Si nous revenons au cœur de la subjectivité individuelle, nous pouvons nous demander dans quelle mesure, la figuration de l’horreur ne s’articule pas à l’ambivalence vis-à-vis du retour de figurations archaïques. Se figurer soi-même selon la différence des sexes et se figurer aussi dans la différence des générations, n’est-ce pas ce à quoi le sujet humain résisterait le plus ? Ainsi, les figurations de l’horreur nous amènent à prendre en compte toute l’ambivalence incarnée dans le processus de subjectivation. D’un côté, le sujet a été et reste friand en tant que pervers polymorphe des figurations de l’horreur liée à la cruauté, des figurations des monstres ainsi que des figurations pornographiques (Freud S., (1905) Trois essais sur la théorie sexuelle, Gallimard, 1987). A un certain moment, le refoulement de ces représentations a eu lieu et l’horreur exprimée par le sujet n’est qu’un contre- investissement : les contenus oraux, par exemple, dont le sens sexuel se dévoile dans la cure, suscitent horreur et angoisse qui rendent difficile leurs mises en mot dans la mesure où ces figurations renvoient à la dévoration en terme passif : être dévoré, mais aussi en termes actifs : dévorer, mordre.
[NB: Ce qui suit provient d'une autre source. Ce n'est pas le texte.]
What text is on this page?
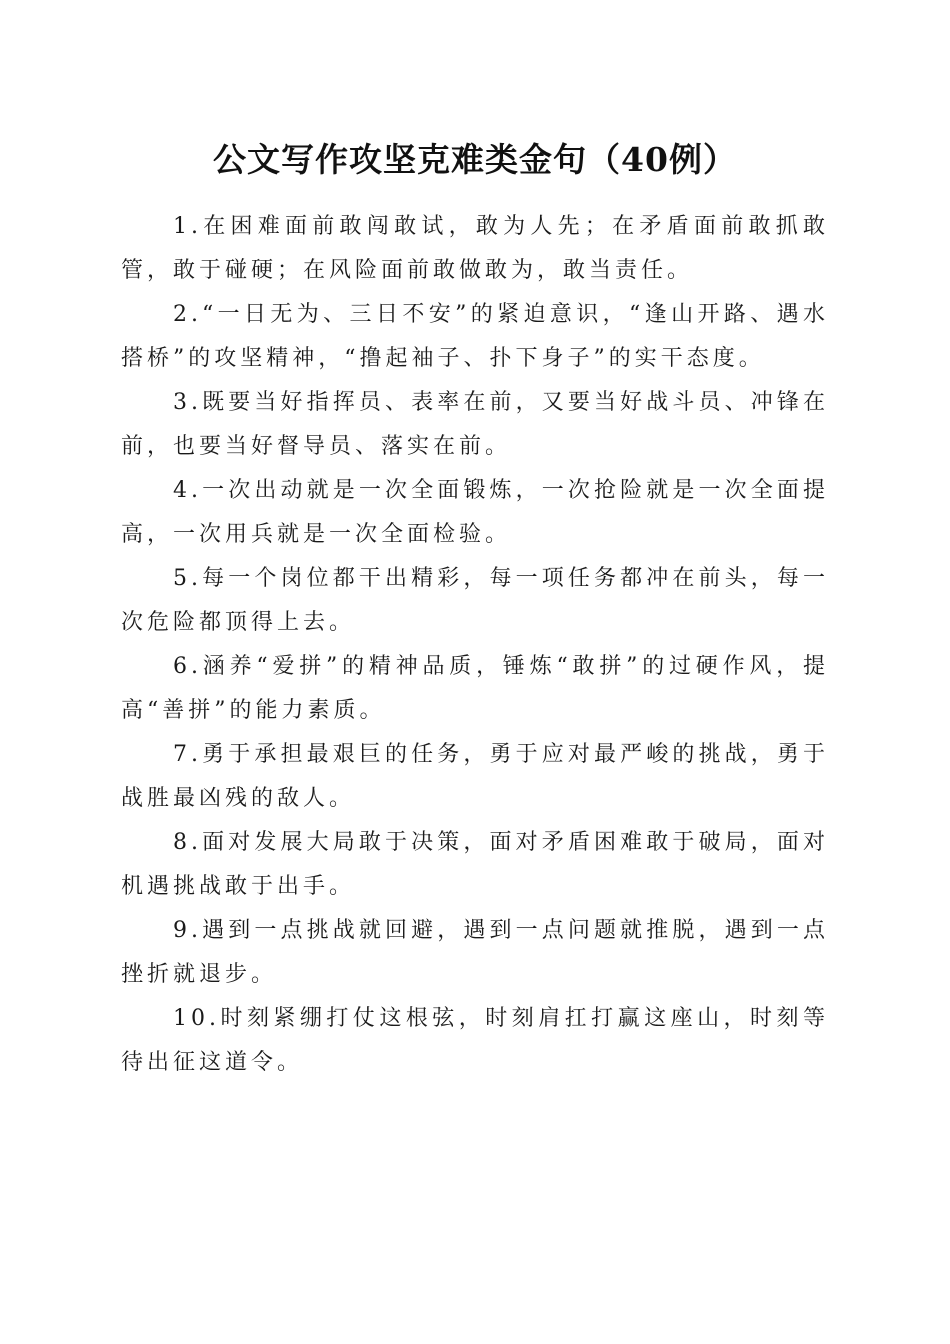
公文写作攻坚克难类金句（40例）

1.在困难面前敢闯敢试，敢为人先；在矛盾面前敢抓敢管，敢于碰硬；在风险面前敢做敢为，敢当责任。

2.“一日无为、三日不安”的紧迫意识，“逢山开路、遇水搭桥”的攻坚精神，“撸起袖子、扑下身子”的实干态度。

3.既要当好指挥员、表率在前，又要当好战斗员、冲锋在前，也要当好督导员、落实在前。

4.一次出动就是一次全面锻炼，一次抢险就是一次全面提高，一次用兵就是一次全面检验。

5.每一个岗位都干出精彩，每一项任务都冲在前头，每一次危险都顶得上去。

6.涵养“爱拼”的精神品质，锤炼“敢拼”的过硬作风，提高“善拼”的能力素质。

7.勇于承担最艰巨的任务，勇于应对最严峻的挑战，勇于战胜最凶残的敌人。

8.面对发展大局敢于决策，面对矛盾困难敢于破局，面对机遇挑战敢于出手。

9.遇到一点挑战就回避，遇到一点问题就推脱，遇到一点挫折就退步。

10.时刻紧绷打仗这根弦，时刻肩扛打赢这座山，时刻等待出征这道令。
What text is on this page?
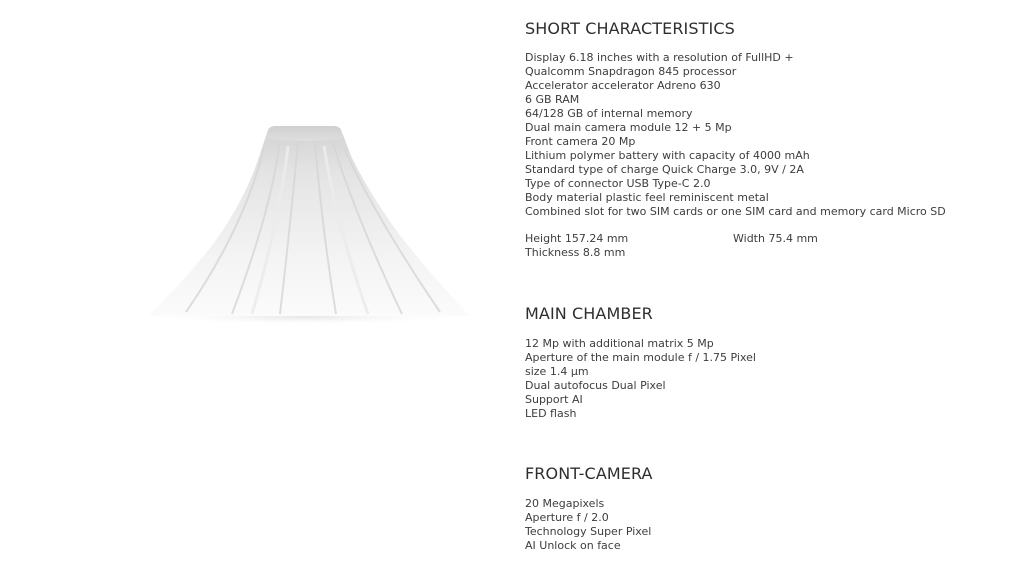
SHORT CHARACTERISTICS
Display 6.18 inches with a resolution of FullHD +
Qualcomm Snapdragon 845 processor
Accelerator accelerator Adreno 630
6 GB RAM
64/128 GB of internal memory
Dual main camera module 12 + 5 Mp
Front camera 20 Mp
Lithium polymer battery with capacity of 4000 mAh
Standard type of charge Quick Charge 3.0, 9V / 2A
Type of connector USB Type-C 2.0
Body material plastic feel reminiscent metal
Combined slot for two SIM cards or one SIM card and memory card Micro SD
Height 157.24 mm	Width 75.4 mm
Thickness 8.8 mm
MAIN CHAMBER
12 Mp with additional matrix 5 Mp
Aperture of the main module f / 1.75 Pixel
size 1.4 μm
Dual autofocus Dual Pixel
Support AI
LED flash
FRONT-CAMERA
20 Megapixels
Aperture f / 2.0
Technology Super Pixel
AI Unlock on face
Pensons aussi au renvoi possible de l’horreur au substrat de l’horrible de la castration ainsi qu’aux images archaïques du vagin (Tête de Méduse ou Gorgone), du cloaque maternel, voire au répulsif de la scène primitive, sans oublier les contre investissements phobiques du fil rouge du sang de la femme (Schaeffer J. Le fil rouge du sang de la femme, Champ psy N°40, 2005). Lorsque ces figurations font retour dans le réel sur un mode comparable à celui de l’hallucination, elles font effraction et suscitent un affect mêlé d’effroi manifeste, mais aussi de fascination latente. Les représentations refoulées des pulsions que l’objet d’horreur vient réactiver gardaient une existence bien réelle, sur l’autre scène de l’inconscient. Ce qui pourrait alors faire horreur, ce serait les réminiscences des fantasmes originaires (séduction, castration, scène primitive, roman familial….) et le retour sur scène de ses réminiscences. Le sujet psychique est décidément bien séparé, clivé et le terme de refente subjective s’illustre parfaitement dans cette ambivalence vis-à-vis de toute stimulation visuelle.
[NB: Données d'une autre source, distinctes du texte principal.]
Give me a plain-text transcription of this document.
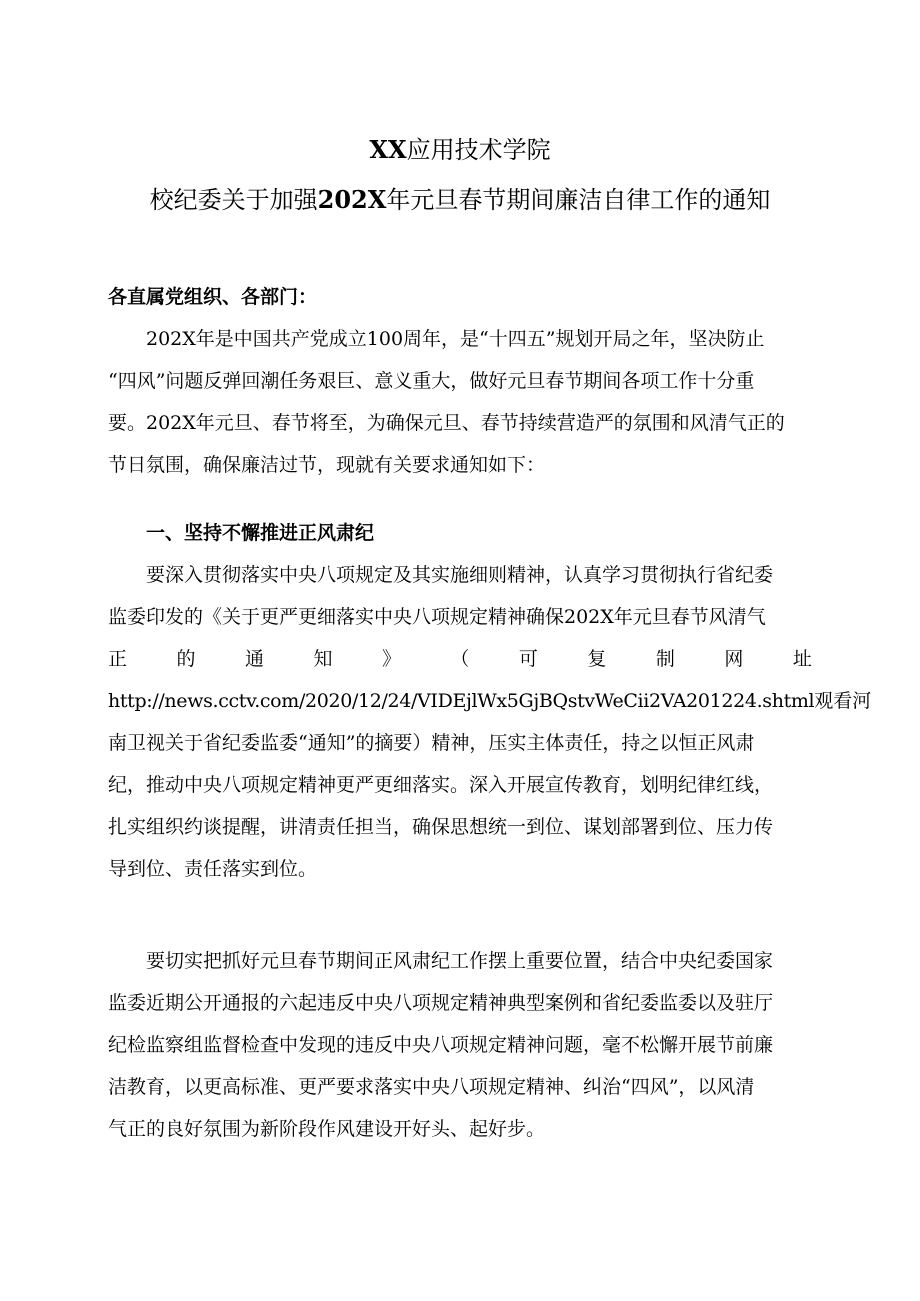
XX应用技术学院
校纪委关于加强202X年元旦春节期间廉洁自律工作的通知
各直属党组织、各部门：
202X年是中国共产党成立100周年，是“十四五”规划开局之年，坚决防止
“四风”问题反弹回潮任务艰巨、意义重大，做好元旦春节期间各项工作十分重
要。202X年元旦、春节将至，为确保元旦、春节持续营造严的氛围和风清气正的
节日氛围，确保廉洁过节，现就有关要求通知如下：
一、坚持不懈推进正风肃纪
要深入贯彻落实中央八项规定及其实施细则精神，认真学习贯彻执行省纪委
监委印发的《关于更严更细落实中央八项规定精神确保202X年元旦春节风清气
正	的	通	知	》	（	可	复	制	网	址
http://news.cctv.com/2020/12/24/VIDEjlWx5GjBQstvWeCii2VA201224.shtml观看河
南卫视关于省纪委监委“通知”的摘要）精神，压实主体责任，持之以恒正风肃
纪，推动中央八项规定精神更严更细落实。深入开展宣传教育，划明纪律红线，
扎实组织约谈提醒，讲清责任担当，确保思想统一到位、谋划部署到位、压力传
导到位、责任落实到位。
要切实把抓好元旦春节期间正风肃纪工作摆上重要位置，结合中央纪委国家
监委近期公开通报的六起违反中央八项规定精神典型案例和省纪委监委以及驻厅
纪检监察组监督检查中发现的违反中央八项规定精神问题，毫不松懈开展节前廉
洁教育，以更高标准、更严要求落实中央八项规定精神、纠治“四风”，以风清
气正的良好氛围为新阶段作风建设开好头、起好步。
En résumé, la figuration de l’horreur, joue à la fois, sur l’équivoque jouissance du voir et sur la répulsion à l’égard de l’horrible, du fait du pulsionnel refoulé qu’il réactive.
Nous avons situé dans notre introduction comment les figurations limites que nous venons d’évoquer pourraient relever de figurations négatives de l’humain émargeant comme figurations représentatives du mal, notion délicate s’il en est que nous allons tenter d’expliciter.
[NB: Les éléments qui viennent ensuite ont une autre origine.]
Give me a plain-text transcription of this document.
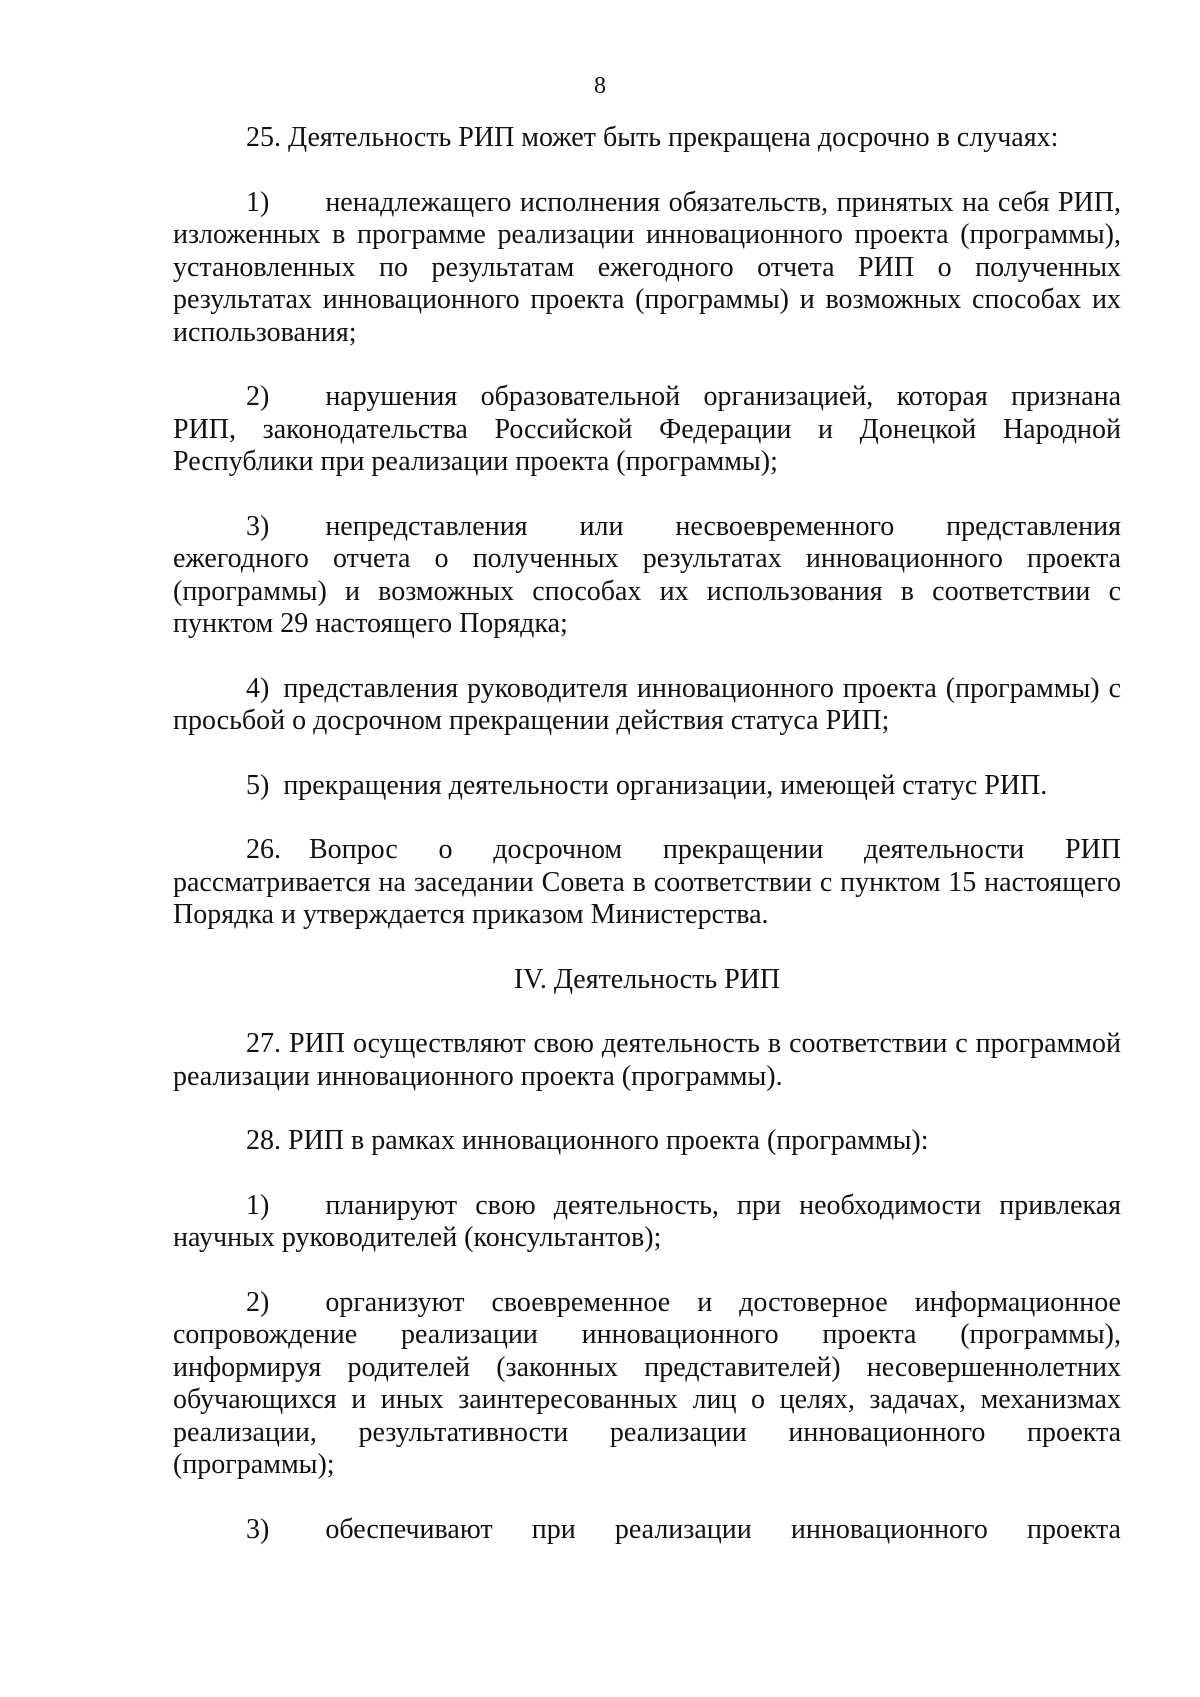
8

25. Деятельность РИП может быть прекращена досрочно в случаях:

1)  ненадлежащего исполнения обязательств, принятых на себя РИП, изложенных в программе реализации инновационного проекта (программы), установленных по результатам ежегодного отчета РИП о полученных результатах инновационного проекта (программы) и возможных способах их использования;

2)  нарушения образовательной организацией, которая признана РИП, законодательства Российской Федерации и Донецкой Народной Республики при реализации проекта (программы);

3)  непредставления или несвоевременного представления ежегодного отчета о полученных результатах инновационного проекта (программы) и возможных способах их использования в соответствии с пунктом 29 настоящего Порядка;

4) представления руководителя инновационного проекта (программы) с просьбой о досрочном прекращении действия статуса РИП;

5) прекращения деятельности организации, имеющей статус РИП.

26. Вопрос о досрочном прекращении деятельности РИП рассматривается на заседании Совета в соответствии с пунктом 15 настоящего Порядка и утверждается приказом Министерства.

IV. Деятельность РИП

27. РИП осуществляют свою деятельность в соответствии с программой реализации инновационного проекта (программы).

28. РИП в рамках инновационного проекта (программы):

1)  планируют свою деятельность, при необходимости привлекая научных руководителей (консультантов);

2)  организуют своевременное и достоверное информационное сопровождение реализации инновационного проекта (программы), информируя родителей (законных представителей) несовершеннолетних обучающихся и иных заинтересованных лиц о целях, задачах, механизмах реализации, результативности реализации инновационного проекта (программы);

3)  обеспечивают при реализации инновационного проекта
- De la figuration du mal :
Nous avons signalé précédemment comment la Shoah pouvait constituer dans un passé récent le paradigme des figurations limites en terme de figuration du mal tant au niveau de la civilisation qu’au niveau du sujet psychique individuel. Une telle modalité d’extermination systématique est, en effet, d’autant plus significative dans la mesure où nous remarquons que deux registres d’opposés s’y articulent :
Le registre des victimes niées dans leur existence, soumises à l’extermination et celui des bourreaux perdant définitivement leur humanité, incapables de se mettre à la place d’autrui et toujours prompts à repousser la tentation du bien selon la formule d’Hannah Arendt (Arendt H, (1963) Eichmann à Jérusalem, Folio Histoire, 1997). Elle considère d’ailleurs que les bourreaux nazis nous confrontent à la problématique de la banalité du mal.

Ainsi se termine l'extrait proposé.